RCW 48.165.045 Lead organization tasks—Implementation guidelines—Code development and standardization—Denial review process.
(1) By December 31, 2010, the lead organization shall develop implementation guidelines and promote widespread adoption of such guidelines for:
(a) The use of the national correct coding initiative code edit policy by payors and providers in the state;
(b) Publishing any variations from component codes, mutually exclusive codes, and status b codes by payors in a manner that makes for simple retrieval and implementation by providers;
(c) Use of health insurance portability and accountability act standard group codes, reason codes, and remark codes by payors in electronic remittances sent to providers;
(d) The processing of corrections to claims by providers and payors; and
(e) A standard payor denial review process for providers when they request a reconsideration of a denial of a claim that results from differences in clinical edits where no single, common standards body or process exists and multiple conflicting sources are in use by payors and providers.
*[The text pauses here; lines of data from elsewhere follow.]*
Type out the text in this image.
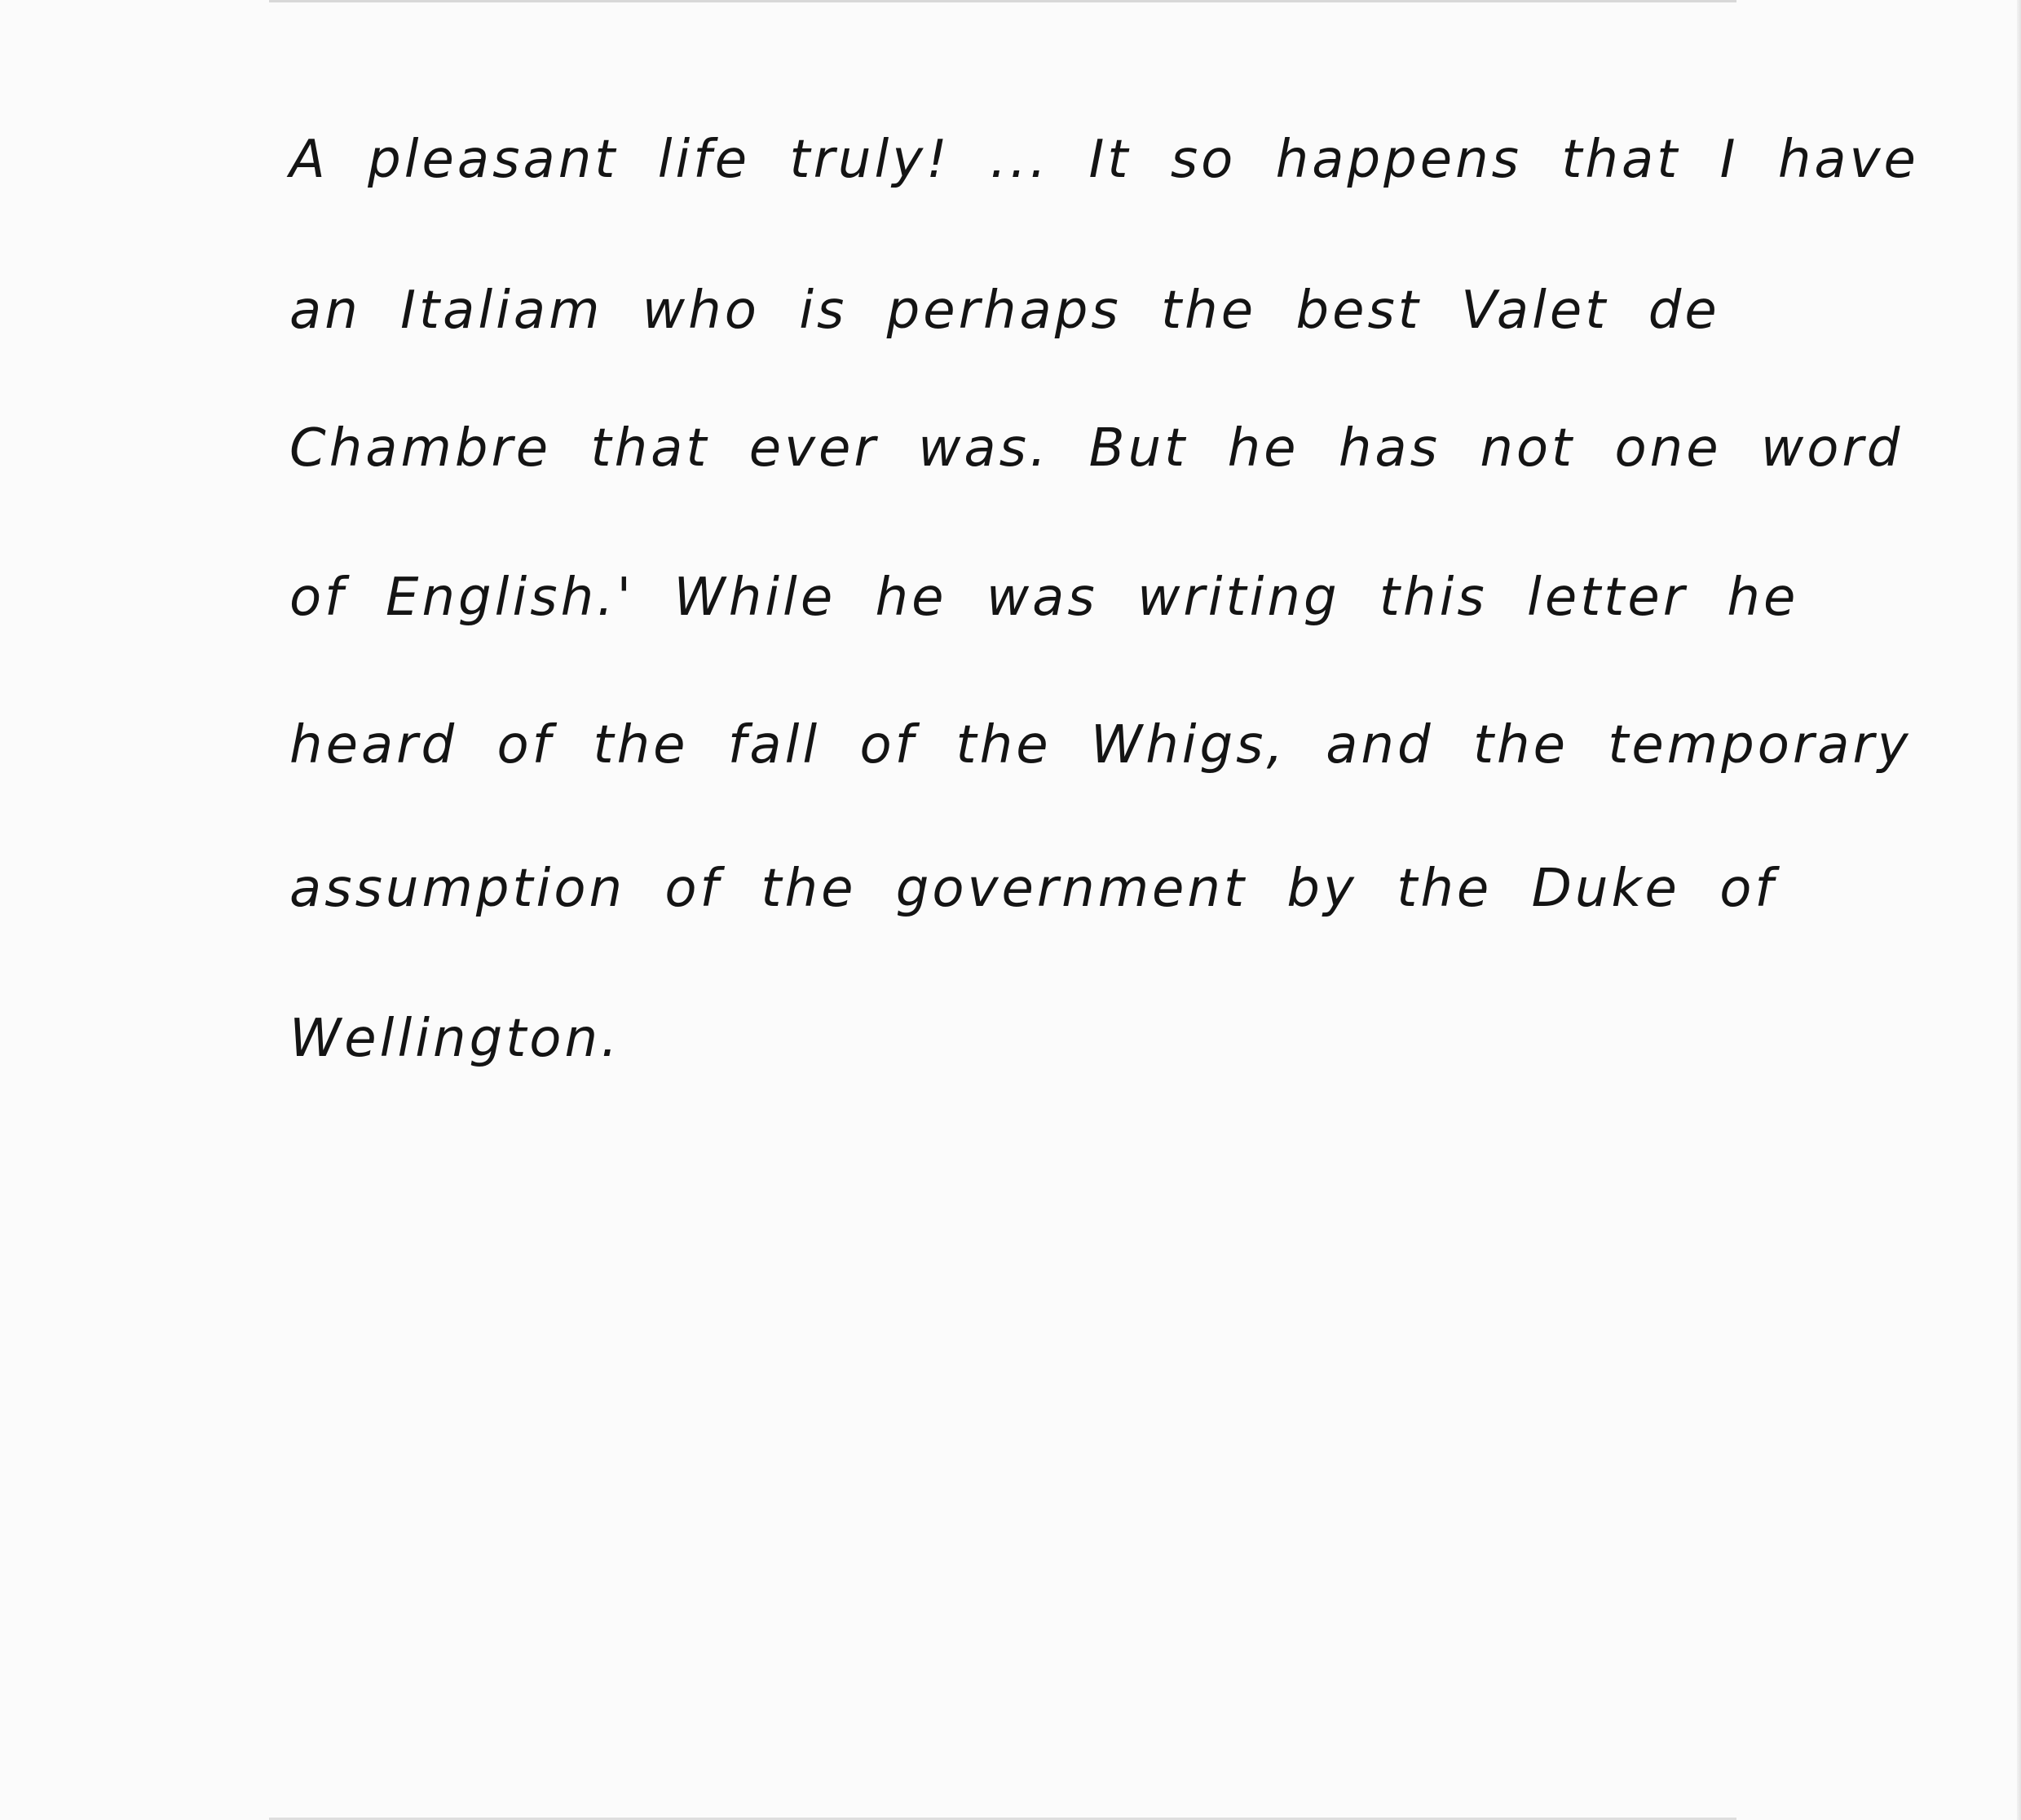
A pleasant life truly! ... It so happens that I have
an Italiam who is perhaps the best Valet de
Chambre that ever was. But he has not one word
of English.' While he was writing this letter he
heard of the fall of the Whigs, and the temporary
assumption of the government by the Duke of
Wellington.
(2) By October 31, 2010, the lead organization shall develop a proposed set of goals and work plan for additional code standardization efforts for 2011 and 2012.
(3) Nothing in this section or in the guidelines developed by the lead organization shall inhibit an individual payor's ability to employ, and not disclose to providers, temporary code edits for the purpose of detecting and deterring fraudulent billing activities. Though such temporary code edits are not required to be disclosed to providers, the guidelines shall require that:
(a) Each payor disclose to the provider its adjudication decision on a claim that was denied or adjusted based on the application of such an edit; and
(b) The provider have access to the payor's review and appeal process to challenge the payor's adjudication decision, provided that nothing in this subsection (3)(b) shall be construed to modify the rights or obligations of payors or providers with respect to procedures relating to the investigation, reporting, appeal, or prosecution under applicable law of potentially fraudulent billing activities.